It isn’t surprising that Gandhi’s famous quote “Be the change you wish to see in the world” serves as Taneeza Islam’s personal call to action. When she was just 5 years old she distinctly recalls watching her father, a physician, embody that drive to make a difference as he provided hours of medical treatment to villagers in his home village in Bangladesh.
Born to immigrant parents, Islam has spent the past 15 years advocating for immigrant rights in various roles, including civil rights director for the Council on American Islamic Relations-MN Chapter, complaint investigator at the Minneapolis Department of Civil Rights, and most recently executive director of the Collaborative Incubator Program in Sioux Falls, S.D.
CLIP, as it is known, is part of the American Bar Association’s legal incubator collaborative in which local and state governments and key community leaders provide quality legal services to low-income individuals. Islam’s goal for this pilot program — which was funded by the South Dakota Bar Association for two years — is to roll it out to other areas throughout the region.
Throughout Minnesota, North Dakota and South Dakota, there are nearly 80,000 immigrants from Burma, Guatemala, El Salvador, Eastern Europe and East/West Africa residing. However, there are only four private attorneys and two nonprofits offering immigration-related services in the same region.
Following in my father's footsteps and truly making a real difference — being that change agent — is my real inspiration.

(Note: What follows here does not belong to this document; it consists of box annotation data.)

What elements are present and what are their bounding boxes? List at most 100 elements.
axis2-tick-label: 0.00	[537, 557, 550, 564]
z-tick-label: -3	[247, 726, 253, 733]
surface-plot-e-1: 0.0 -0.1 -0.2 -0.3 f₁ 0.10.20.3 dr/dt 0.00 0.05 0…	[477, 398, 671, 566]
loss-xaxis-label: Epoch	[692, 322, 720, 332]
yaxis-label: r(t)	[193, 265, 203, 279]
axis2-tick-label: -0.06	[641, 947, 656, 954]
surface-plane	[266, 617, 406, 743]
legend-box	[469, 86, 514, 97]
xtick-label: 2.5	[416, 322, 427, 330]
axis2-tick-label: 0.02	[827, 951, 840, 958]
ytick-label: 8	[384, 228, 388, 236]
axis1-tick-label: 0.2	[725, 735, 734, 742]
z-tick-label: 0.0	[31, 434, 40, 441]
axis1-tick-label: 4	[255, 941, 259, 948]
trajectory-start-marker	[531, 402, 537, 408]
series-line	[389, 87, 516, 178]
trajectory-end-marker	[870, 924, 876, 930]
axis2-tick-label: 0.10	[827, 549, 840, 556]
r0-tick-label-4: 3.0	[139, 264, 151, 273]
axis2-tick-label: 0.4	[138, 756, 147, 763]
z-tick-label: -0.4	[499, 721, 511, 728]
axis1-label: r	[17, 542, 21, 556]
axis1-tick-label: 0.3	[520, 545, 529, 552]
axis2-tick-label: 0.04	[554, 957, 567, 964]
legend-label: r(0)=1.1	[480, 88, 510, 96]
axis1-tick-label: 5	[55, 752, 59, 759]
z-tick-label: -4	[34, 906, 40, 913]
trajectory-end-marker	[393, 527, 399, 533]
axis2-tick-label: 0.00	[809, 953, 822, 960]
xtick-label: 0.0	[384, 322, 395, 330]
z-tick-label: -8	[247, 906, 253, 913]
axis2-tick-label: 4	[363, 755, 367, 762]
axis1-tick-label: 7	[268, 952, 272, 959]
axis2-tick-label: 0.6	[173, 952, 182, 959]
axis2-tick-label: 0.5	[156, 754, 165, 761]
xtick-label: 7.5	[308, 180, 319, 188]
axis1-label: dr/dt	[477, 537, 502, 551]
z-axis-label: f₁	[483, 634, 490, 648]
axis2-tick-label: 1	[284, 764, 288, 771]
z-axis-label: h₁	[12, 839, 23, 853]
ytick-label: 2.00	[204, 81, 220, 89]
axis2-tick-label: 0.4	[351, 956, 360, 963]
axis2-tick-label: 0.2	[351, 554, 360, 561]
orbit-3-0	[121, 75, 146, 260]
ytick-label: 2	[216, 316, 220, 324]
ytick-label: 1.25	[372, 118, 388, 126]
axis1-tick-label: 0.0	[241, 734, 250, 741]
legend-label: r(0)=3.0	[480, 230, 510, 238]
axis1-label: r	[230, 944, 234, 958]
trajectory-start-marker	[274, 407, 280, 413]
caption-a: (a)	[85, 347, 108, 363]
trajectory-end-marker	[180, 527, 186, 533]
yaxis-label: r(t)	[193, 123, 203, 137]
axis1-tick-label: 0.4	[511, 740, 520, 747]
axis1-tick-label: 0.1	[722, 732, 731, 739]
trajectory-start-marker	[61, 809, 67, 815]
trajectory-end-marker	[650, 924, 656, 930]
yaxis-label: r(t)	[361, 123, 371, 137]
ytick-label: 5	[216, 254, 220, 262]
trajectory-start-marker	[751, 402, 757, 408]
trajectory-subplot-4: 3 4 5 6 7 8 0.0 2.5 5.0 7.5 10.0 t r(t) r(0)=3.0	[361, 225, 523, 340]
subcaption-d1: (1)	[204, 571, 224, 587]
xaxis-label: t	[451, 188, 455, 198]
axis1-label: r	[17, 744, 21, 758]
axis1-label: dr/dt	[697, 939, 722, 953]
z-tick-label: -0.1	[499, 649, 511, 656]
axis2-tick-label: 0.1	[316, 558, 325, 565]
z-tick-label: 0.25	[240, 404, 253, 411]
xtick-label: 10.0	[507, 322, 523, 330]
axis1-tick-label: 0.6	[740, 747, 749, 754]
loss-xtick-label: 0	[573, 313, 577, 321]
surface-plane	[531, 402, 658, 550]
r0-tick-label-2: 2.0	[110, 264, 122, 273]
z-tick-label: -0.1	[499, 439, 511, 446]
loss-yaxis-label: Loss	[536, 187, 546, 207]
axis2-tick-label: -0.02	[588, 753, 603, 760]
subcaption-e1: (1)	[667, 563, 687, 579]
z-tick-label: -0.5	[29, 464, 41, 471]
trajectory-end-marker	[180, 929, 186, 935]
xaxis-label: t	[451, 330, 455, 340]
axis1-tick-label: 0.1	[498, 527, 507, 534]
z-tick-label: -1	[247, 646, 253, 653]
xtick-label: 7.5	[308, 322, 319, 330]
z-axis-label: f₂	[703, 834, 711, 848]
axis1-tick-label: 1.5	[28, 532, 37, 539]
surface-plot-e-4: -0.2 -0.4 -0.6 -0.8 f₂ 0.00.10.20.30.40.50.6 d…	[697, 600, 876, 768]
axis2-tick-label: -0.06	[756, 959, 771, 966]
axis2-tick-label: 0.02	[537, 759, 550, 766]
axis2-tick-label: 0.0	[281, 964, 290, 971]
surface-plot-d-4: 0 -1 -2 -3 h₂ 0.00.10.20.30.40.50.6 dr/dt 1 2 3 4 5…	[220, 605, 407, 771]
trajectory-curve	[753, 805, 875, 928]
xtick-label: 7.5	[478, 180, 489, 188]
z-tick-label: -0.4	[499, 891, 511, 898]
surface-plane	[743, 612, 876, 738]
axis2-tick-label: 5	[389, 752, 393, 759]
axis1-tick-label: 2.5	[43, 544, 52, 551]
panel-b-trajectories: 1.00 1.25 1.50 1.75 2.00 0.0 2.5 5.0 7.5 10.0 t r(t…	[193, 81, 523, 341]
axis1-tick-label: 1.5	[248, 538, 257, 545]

So where does Islam find the inspiration and drive to continue making a difference when the numbers clearly are not in her favor? The Sioux Falls Federal Courthouse. “I’ve always been inspired by the people I work with,” she explains. “The cases I handle can be very stressful and emotional, but it is all so worthwhile — a true privilege — when I go to the federal courthouse with them and they become citizens.”
Of course, it isn’t just the security that citizenship affords immigrants that inspires Islam. “Following in my father’s footsteps and truly making a real difference — being that change agent — is my real inspiration.”
Taneeza Islam is a 2013 Bush Fellow.